Знакомясь с делами, подготовленными прокурором, Канашов усомнился:

- На расстрел? - поднял он голову, - Кого? За что? - Он бросил карандаш, отодвинув резко в сторону бумаги и карту, и стал читать дело Ивана Шашина.

Читал он медленно, листал страницы и снова возвращался к прочитанному. Шаронов озабоченно ждал, что скажет комдив. «Может, мне доложить свое мнение? Или лучше это сделать, когда он все просмотрит? Пожалуй, Щашину можно было и смягчить меру наказания. Послать в штрафбат. А тех двоих комдив наверняка прикажет расстрелять как трусов и дезертиров…»

Канашов прокашлялся, поглядел вопросительно на комиссара и отрицательно покачал головой:

- Не подпишу на Шашина…

И Шаронов облегченно вздохнул. «Значит, совпало наше мнение…»

- Нашел кого расстреливать прокурор, - сказал комдив. - Отец Шашина погиб в гражданскую войну, защищая советскую власть. Мать как колхозную активистку из-за угла кулаки убили. Беспризорником рос парень. Да и сейчас еще мальчишка сопливый…- Канашов раскрыл дело. - Ему девятнадцатый год пошел. Он еще и жизни не видел и сразу в пекло войны попал. Федор Федорович, ты узнай лучше, почему его до сих пор не наградили за танк с эмблемой тигра. Или в это наш прокурор вмешался?

Канашов поднял трубку, позвонил прокурору дивизии.

- Вы бросьте заниматься подтасовкой. Нечего меня выставлять свидетелем в деле Шашина. Никаких он мне провокационных вопросов не задавал во время отступления. Вам понятно?

Закончив разговор, Канашов стал просматривать следующее дело.

- Не согласен, - сказал он и отложил его вместе с делом Шашина.

Шаронов спросил осторожно:

- А как же тут быть?

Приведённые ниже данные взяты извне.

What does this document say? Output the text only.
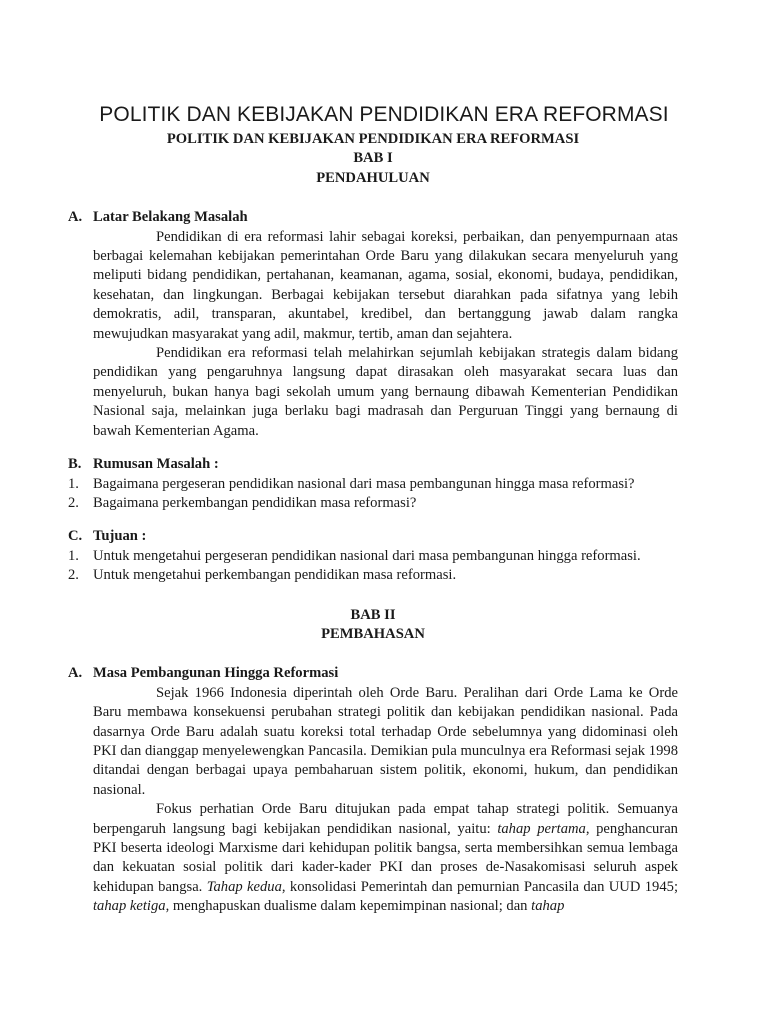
POLITIK DAN KEBIJAKAN PENDIDIKAN ERA REFORMASI
POLITIK DAN KEBIJAKAN PENDIDIKAN ERA REFORMASI
BAB I
PENDAHULUAN
A. Latar Belakang Masalah

Pendidikan di era reformasi lahir sebagai koreksi, perbaikan, dan penyempurnaan atas berbagai kelemahan kebijakan pemerintahan Orde Baru yang dilakukan secara menyeluruh yang meliputi bidang pendidikan, pertahanan, keamanan, agama, sosial, ekonomi, budaya, pendidikan, kesehatan, dan lingkungan. Berbagai kebijakan tersebut diarahkan pada sifatnya yang lebih demokratis, adil, transparan, akuntabel, kredibel, dan bertanggung jawab dalam rangka mewujudkan masyarakat yang adil, makmur, tertib, aman dan sejahtera.

Pendidikan era reformasi telah melahirkan sejumlah kebijakan strategis dalam bidang pendidikan yang pengaruhnya langsung dapat dirasakan oleh masyarakat secara luas dan menyeluruh, bukan hanya bagi sekolah umum yang bernaung dibawah Kementerian Pendidikan Nasional saja, melainkan juga berlaku bagi madrasah dan Perguruan Tinggi yang bernaung di bawah Kementerian Agama.

B. Rumusan Masalah :
1. Bagaimana pergeseran pendidikan nasional dari masa pembangunan hingga masa reformasi?
2. Bagaimana perkembangan pendidikan masa reformasi?
C. Tujuan :
1. Untuk mengetahui pergeseran pendidikan nasional dari masa pembangunan hingga reformasi.
2. Untuk mengetahui perkembangan pendidikan masa reformasi.
BAB II
PEMBAHASAN
A. Masa Pembangunan Hingga Reformasi

Sejak 1966 Indonesia diperintah oleh Orde Baru. Peralihan dari Orde Lama ke Orde Baru membawa konsekuensi perubahan strategi politik dan kebijakan pendidikan nasional. Pada dasarnya Orde Baru adalah suatu koreksi total terhadap Orde sebelumnya yang didominasi oleh PKI dan dianggap menyelewengkan Pancasila. Demikian pula munculnya era Reformasi sejak 1998 ditandai dengan berbagai upaya pembaharuan sistem politik, ekonomi, hukum, dan pendidikan nasional.

Fokus perhatian Orde Baru ditujukan pada empat tahap strategi politik. Semuanya berpengaruh langsung bagi kebijakan pendidikan nasional, yaitu: tahap pertama, penghancuran PKI beserta ideologi Marxisme dari kehidupan politik bangsa, serta membersihkan semua lembaga dan kekuatan sosial politik dari kader-kader PKI dan proses de-Nasakomisasi seluruh aspek kehidupan bangsa. Tahap kedua, konsolidasi Pemerintah dan pemurnian Pancasila dan UUD 1945; tahap ketiga, menghapuskan dualisme dalam kepemimpinan nasional; dan tahap
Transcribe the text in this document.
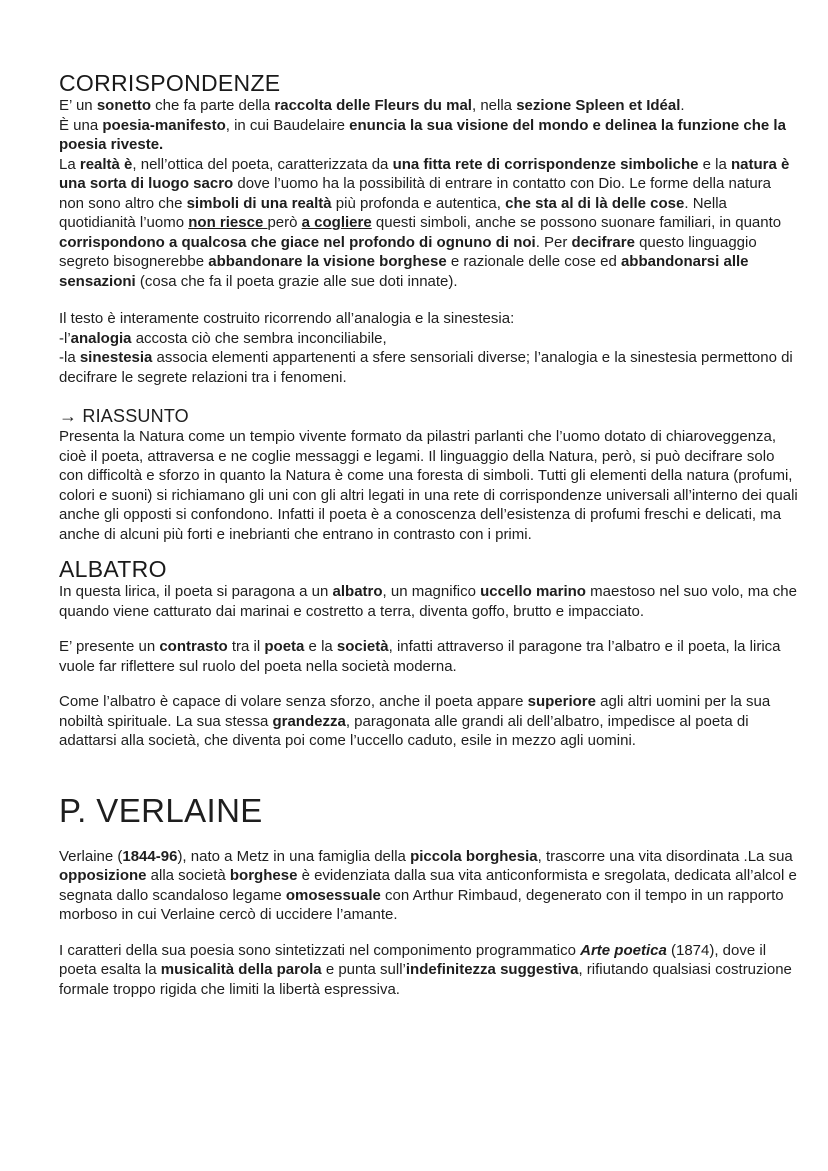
CORRISPONDENZE

E’ un sonetto che fa parte della raccolta delle Fleurs du mal, nella sezione Spleen et Idéal.

È una poesia-manifesto, in cui Baudelaire enuncia la sua visione del mondo e delinea la funzione che la poesia riveste.

La realtà è, nell’ottica del poeta, caratterizzata da una fitta rete di corrispondenze simboliche e la natura è una sorta di luogo sacro dove l’uomo ha la possibilità di entrare in contatto con Dio. Le forme della natura non sono altro che simboli di una realtà più profonda e autentica, che sta al di là delle cose. Nella quotidianità l’uomo non riesce però a cogliere questi simboli, anche se possono suonare familiari, in quanto corrispondono a qualcosa che giace nel profondo di ognuno di noi. Per decifrare questo linguaggio segreto bisognerebbe abbandonare la visione borghese e razionale delle cose ed abbandonarsi alle sensazioni (cosa che fa il poeta grazie alle sue doti innate).

Il testo è interamente costruito ricorrendo all’analogia e la sinestesia:

-l’analogia accosta ciò che sembra inconciliabile,

-la sinestesia associa elementi appartenenti a sfere sensoriali diverse; l’analogia e la sinestesia permettono di decifrare le segrete relazioni tra i fenomeni.

→ RIASSUNTO

Presenta la Natura come un tempio vivente formato da pilastri parlanti che l’uomo dotato di chiaroveggenza, cioè il poeta, attraversa e ne coglie messaggi e legami. Il linguaggio della Natura, però, si può decifrare solo con difficoltà e sforzo in quanto la Natura è come una foresta di simboli. Tutti gli elementi della natura (profumi, colori e suoni) si richiamano gli uni con gli altri legati in una rete di corrispondenze universali all’interno dei quali anche gli opposti si confondono. Infatti il poeta è a conoscenza dell’esistenza di profumi freschi e delicati, ma anche di alcuni più forti e inebrianti che entrano in contrasto con i primi.

ALBATRO

In questa lirica, il poeta si paragona a un albatro, un magnifico uccello marino maestoso nel suo volo, ma che quando viene catturato dai marinai e costretto a terra, diventa goffo, brutto e impacciato.

E’ presente un contrasto tra il poeta e la società, infatti attraverso il paragone tra l’albatro e il poeta, la lirica vuole far riflettere sul ruolo del poeta nella società moderna.

Come l’albatro è capace di volare senza sforzo, anche il poeta appare superiore agli altri uomini per la sua nobiltà spirituale. La sua stessa grandezza, paragonata alle grandi ali dell’albatro, impedisce al poeta di adattarsi alla società, che diventa poi come l’uccello caduto, esile in mezzo agli uomini.

P. VERLAINE

Verlaine (1844-96), nato a Metz in una famiglia della piccola borghesia, trascorre una vita disordinata .La sua opposizione alla società borghese è evidenziata dalla sua vita anticonformista e sregolata, dedicata all’alcol e segnata dallo scandaloso legame omosessuale con Arthur Rimbaud, degenerato con il tempo in un rapporto morboso in cui Verlaine cercò di uccidere l’amante.

I caratteri della sua poesia sono sintetizzati nel componimento programmatico Arte poetica (1874), dove il poeta esalta la musicalità della parola e punta sull’indefinitezza suggestiva, rifiutando qualsiasi costruzione formale troppo rigida che limiti la libertà espressiva.
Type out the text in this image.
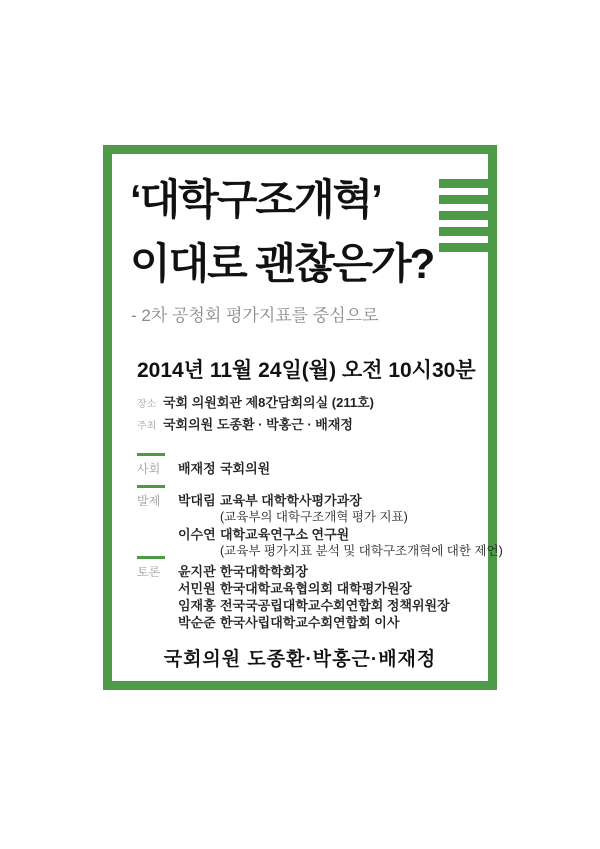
‘대학구조개혁’
이대로 괜찮은가?
- 2차 공청회 평가지표를 중심으로
2014년 11월 24일(월) 오전 10시30분
장소 국회 의원회관 제8간담회의실 (211호)
주최 국회의원 도종환 · 박홍근 · 배재정
사회 배재정 국회의원
발제 박대림 교육부 대학학사평가과장
(교육부의 대학구조개혁 평가 지표)
이수연 대학교육연구소 연구원
(교육부 평가지표 분석 및 대학구조개혁에 대한 제언)
토론 윤지관 한국대학학회장
서민원 한국대학교육협의회 대학평가원장
임재홍 전국국공립대학교수회연합회 정책위원장
박순준 한국사립대학교수회연합회 이사
국회의원 도종환·박홍근·배재정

Ведь факт дезертирства налицо. Вину он сам признал. И к тому же… - Комиссар взял дело, полистал, прочел: «Умышленно отстал от поезда на фронт во время бомбежки». А это не что иное, как дезертирство в военное время…

Канашов перебил комиссара:

- А ты читай, кто его отец и где он сейчас…

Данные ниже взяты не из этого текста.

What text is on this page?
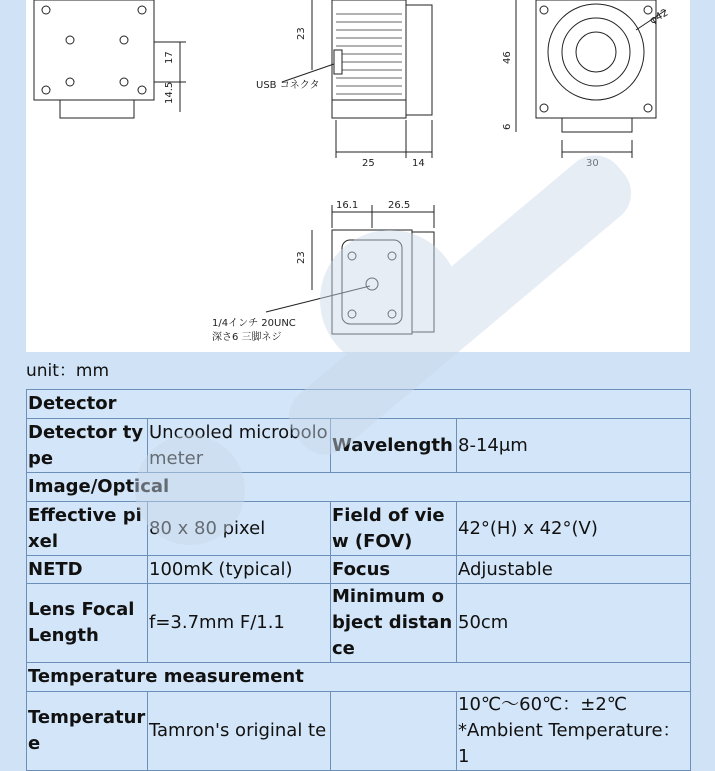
17
14.5
23
USB コネクタ
25	14
φ42
46
6
30
16.1	26.5
23
1/4インチ 20UNC
深さ6 三脚ネジ
unit：mm
Detector			
Detector type	Uncooled microbolometer	Wavelength	8-14μm
Image/Optical			
Effective pixel	80 x 80 pixel	Field of view (FOV)	42°(H) x 42°(V)
NETD	100mK (typical)	Focus	Adjustable
Lens Focal Length	f=3.7mm F/1.1	Minimum object distance	50cm
Temperature measurement			
Temperature	Tamron's original te		10℃～60℃：±2℃
*Ambient Temperature：1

- Знаю, - закрыл дело Шаронов, - Минометчик, воюет с первых дней на фронте.

- Вот-вот, минометчик и воюет на фронте. Что же, нам убивать одной пулей двоих? Не подпишу, - сделал он резкий жест рукой.

Шаронов тяжело вздохнул.

- Михаил Алексеевич, а вспомни, как ты сам расстрелял связного в первый день немецкого наступления. И это сразу отрезвляюще подействовало на паникеров. Признаться, вначале я осуждал тебя за такую крутую меру. «В горячке, - думаю, - не мог сдержаться…»

- В горячее не мог сдержаться… - покачал головой комдив.- Эх, ты!… А я думал, что разобрался…

- Мне рассказывали, - сказал Шаронов.

Но Канашов снова перебил его:

- Рассказывали… Предателя я расстрелял, а не связного. Он к немцам сдаваться бежал, билет комсомольский бросил. Понял, что это за связной?

- К немцам? Билет бросил?

Канашов стал просматривать последнее дело, младшего командира.

- Тоже ни к чему его расстреливать. Ты посмотри сюда, Он же на фронте воюет с первого дня, дважды был ранен, кровь за Родину пролил, а мы его в землю. - Комдив собрал дела и передал комиссару. - Нас ждут еще тяжелые бои. Поглядим, как эти люди себя покажут. Ко мне эту троицу. Я с ними потолкую…

Шаронов был почти согласен с решением комдива. Но все же его удивляло одно: «Чем объяснить, что Канашов, отдавая приказы, с беспощадной требовательностью посылал на явную смерть сотни и тысячи людей и в то же время так дорожил жизнью каждого бойца и командира даже тогда, когда они заслуживали сурового наказания?»